Bombay, 1950. For over a century, one of the world’s great treasures, a 600-year-old copy of Dante’s The Divine Comedy, has been safely housed at Bombay’s Asiatic Society. But when it vanishes, together with the man charged with its care, British scholar and war hero John Healy, the case lands on Inspector Persis Wadia’s desk. Uncovering a series of complex riddles written in verse, Persis—together with English forensic scientist Archie Blackfinch—is soon on the trail. But then they discover the first body… Harking back to an era of darkness, this second thriller in the Malabar House series pits Persis, once again, against her peers, a changing India, and an evil of limitless intent.
Vaseem Khan recently spent some time with The Big Thrill discussing his latest thriller, THE DYING DAY:
What do you hope readers will take away from this book?
A terrific puzzle that challenges their intellectual vanity, but also a learning experience about a period in Indian history that is not well documented in fiction, namely the 1950s, just after Indian independence.

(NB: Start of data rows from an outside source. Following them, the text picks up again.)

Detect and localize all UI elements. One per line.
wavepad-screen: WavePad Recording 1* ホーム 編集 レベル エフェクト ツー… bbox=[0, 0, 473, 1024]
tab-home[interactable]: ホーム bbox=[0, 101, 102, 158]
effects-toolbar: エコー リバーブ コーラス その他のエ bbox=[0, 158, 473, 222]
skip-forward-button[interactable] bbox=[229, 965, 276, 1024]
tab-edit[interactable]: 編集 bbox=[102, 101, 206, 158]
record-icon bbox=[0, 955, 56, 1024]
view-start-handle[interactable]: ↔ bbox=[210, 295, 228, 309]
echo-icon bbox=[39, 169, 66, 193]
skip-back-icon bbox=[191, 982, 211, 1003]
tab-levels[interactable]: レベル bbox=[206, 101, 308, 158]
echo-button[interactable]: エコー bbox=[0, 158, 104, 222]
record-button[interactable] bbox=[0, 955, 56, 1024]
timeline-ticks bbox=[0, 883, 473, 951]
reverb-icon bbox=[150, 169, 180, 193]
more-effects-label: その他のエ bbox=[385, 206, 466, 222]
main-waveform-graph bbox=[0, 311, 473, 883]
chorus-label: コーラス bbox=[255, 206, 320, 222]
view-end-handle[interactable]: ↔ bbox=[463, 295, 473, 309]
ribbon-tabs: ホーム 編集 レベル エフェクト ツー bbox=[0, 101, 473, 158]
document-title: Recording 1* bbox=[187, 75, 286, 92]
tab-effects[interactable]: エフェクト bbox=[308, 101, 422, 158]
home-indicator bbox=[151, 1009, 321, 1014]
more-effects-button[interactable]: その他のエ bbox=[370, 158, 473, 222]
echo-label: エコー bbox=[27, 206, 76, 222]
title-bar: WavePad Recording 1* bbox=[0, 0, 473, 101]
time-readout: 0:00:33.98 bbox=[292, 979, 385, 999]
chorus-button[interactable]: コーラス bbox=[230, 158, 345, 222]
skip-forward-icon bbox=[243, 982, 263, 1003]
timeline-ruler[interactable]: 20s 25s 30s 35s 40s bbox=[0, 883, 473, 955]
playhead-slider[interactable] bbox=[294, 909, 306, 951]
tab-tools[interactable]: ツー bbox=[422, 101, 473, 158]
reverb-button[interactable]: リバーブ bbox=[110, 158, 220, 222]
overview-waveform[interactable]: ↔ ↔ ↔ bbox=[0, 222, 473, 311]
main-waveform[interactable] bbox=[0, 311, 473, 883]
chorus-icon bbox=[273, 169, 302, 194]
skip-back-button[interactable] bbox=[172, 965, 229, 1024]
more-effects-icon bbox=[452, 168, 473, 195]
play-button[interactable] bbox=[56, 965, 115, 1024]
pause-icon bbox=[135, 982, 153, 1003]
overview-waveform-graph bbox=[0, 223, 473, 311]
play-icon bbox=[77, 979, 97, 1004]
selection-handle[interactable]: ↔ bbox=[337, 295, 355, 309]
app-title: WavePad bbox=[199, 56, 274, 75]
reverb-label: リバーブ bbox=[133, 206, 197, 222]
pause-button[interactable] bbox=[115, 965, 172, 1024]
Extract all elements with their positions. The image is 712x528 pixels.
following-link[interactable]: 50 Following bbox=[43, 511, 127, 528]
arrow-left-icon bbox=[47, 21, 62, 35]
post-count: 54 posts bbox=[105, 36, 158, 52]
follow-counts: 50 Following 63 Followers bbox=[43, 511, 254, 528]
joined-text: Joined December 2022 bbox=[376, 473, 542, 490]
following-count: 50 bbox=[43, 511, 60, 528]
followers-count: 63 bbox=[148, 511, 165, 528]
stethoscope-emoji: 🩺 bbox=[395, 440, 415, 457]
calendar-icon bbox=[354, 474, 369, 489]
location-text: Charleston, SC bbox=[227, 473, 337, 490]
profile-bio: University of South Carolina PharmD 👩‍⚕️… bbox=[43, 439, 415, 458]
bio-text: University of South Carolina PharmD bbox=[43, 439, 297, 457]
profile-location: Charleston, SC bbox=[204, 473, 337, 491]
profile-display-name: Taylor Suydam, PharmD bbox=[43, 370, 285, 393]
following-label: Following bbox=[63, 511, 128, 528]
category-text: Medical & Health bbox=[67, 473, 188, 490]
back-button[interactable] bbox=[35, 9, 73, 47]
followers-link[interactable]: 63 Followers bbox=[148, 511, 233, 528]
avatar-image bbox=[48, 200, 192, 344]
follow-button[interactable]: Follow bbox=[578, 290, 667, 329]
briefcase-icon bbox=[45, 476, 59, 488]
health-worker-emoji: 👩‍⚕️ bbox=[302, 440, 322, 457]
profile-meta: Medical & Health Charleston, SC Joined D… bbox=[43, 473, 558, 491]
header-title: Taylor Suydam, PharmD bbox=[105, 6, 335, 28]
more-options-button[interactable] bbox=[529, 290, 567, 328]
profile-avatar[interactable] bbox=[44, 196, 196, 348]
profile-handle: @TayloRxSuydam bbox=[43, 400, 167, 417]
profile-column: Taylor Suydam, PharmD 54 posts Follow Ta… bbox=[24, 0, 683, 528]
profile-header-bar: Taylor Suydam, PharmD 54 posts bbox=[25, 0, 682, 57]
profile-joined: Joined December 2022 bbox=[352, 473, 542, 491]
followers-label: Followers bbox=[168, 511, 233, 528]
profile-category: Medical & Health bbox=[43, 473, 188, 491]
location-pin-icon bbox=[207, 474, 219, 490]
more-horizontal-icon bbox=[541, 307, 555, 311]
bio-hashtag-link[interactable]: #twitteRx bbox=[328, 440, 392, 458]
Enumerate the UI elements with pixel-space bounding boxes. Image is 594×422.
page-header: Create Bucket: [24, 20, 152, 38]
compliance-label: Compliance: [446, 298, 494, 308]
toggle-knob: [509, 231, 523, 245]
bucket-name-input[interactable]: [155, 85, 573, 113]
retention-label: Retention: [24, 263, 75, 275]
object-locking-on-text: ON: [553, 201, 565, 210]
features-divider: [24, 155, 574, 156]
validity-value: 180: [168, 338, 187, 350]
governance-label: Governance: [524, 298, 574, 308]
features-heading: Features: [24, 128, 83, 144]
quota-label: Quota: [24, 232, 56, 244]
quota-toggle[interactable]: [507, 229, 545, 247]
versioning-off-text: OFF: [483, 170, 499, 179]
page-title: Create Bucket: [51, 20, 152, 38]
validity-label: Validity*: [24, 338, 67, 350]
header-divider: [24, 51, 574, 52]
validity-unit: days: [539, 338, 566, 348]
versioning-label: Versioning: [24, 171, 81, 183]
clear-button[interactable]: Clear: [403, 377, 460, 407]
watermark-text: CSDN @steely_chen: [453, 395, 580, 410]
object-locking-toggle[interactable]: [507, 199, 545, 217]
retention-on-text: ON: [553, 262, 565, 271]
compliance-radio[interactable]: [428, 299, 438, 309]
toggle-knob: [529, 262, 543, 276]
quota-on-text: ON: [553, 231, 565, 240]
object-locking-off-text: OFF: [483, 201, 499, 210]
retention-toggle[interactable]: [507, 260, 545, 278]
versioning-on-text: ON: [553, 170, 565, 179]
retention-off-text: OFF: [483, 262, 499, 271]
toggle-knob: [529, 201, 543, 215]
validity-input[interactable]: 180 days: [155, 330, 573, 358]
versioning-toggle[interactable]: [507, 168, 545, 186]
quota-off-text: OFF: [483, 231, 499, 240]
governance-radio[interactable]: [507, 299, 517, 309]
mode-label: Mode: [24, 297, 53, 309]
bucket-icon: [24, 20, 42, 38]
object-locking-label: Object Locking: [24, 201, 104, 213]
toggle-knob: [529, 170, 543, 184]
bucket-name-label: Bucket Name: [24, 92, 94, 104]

What attracts you to this book’s genre?
Historical crime fiction uses the past to teach us something about the present. Persis Wadia, operating in 1950s Bombay, is India’s first female police detective. As the lone woman on the Bombay force, she’s consigned to the city’s smallest station, Malabar House, with a gang of fellow ‘undesirables.’ She operates within a society in turmoil. India in 1950 is still reeling from Independence, Gandhi’s assassination, and the horrors of Partition. Yet Bombay remains cosmopolitan, India’s ‘city of dreams,’ where nightmares take root.
What was the biggest challenge this book presented? What about the biggest opportunity?
Creating The Da Vinci Code-style riddles and trail of clues. I wanted them to be erudite, engaging the reader’s mind in a battle of wits, whilst also showcasing some of the history of Bombay. The really hard part was getting them to rhyme! Of course, this was also a great opportunity because I knew these would hook in that Dan Brown readership!
Was there anything new you discovered, or that surprised you, as you wrote this book?
That Bombay’s Asiatic Society not only houses a 600-year-old copy of Dante’s The Divine Comedy, a treasure for which Mussolini once offered $1M, but also other incredible historical treasures such as a Shakespeare First Folio dated 1623 and a copy of both volumes of A Voyage Towards the South Pole and Round the World by James Cook.
Without spoilers, are there any genre conventions you wanted to upend or challenge with this book?
Too often we expect female detectives from traditionally paternalistic countries such as India to be willing to tread softly around their male colleagues just to be able to be allowed to do their job. Persis has none of that grace. She has the social skills of a bull in a china shop and isn’t afraid of stepping on male egos when the need arises.
No spoilers, but what can you tell us about your book that we won’t find in the jacket copy or the PR material?
The fact that this story took shape almost twenty years ago when I was living in India and visited Bombay’s Asiatic Society and discovered that they housed a 600-year-old copy of Dante’s The Divine Comedy. It later occurred to me that it would make a terrific story to see that manuscript vanish. I just needed the right plot and protagonist. That all came together with Inspector Persis Wadia, India’s first female police detective.
What authors or books have influenced your career as a writer, and why?
Michael Connelly, author of the Harry Bosch series. I love his complex plots and the way he depicts Bosch as a crusader for justice who doesn’t care about social niceties. There’s a lot of Bosch in Persis.
Vaseem Khan is the author of two crime series set in India, the Baby Ganesh Agency series of ‘gritty cozy crime’ novels set in modern Mumbai and the Malabar House historical crime series set in 1950s Bombay. His first book, The Unexpected Inheritance of Inspector Chopra, was a Times bestseller and an Amazon Best Debut, now translated into 15 languages. The second in the series won the Shamus Award in the US. In 2018, he was awarded the Eastern Eye Arts, Culture, and Theatre Award for Literature. Vaseem was born in England, but spent a decade working in India. Midnight at Malabar House, the first in his historical crime series, won the CWA (Crime Writers Association) Historical Dagger 2021.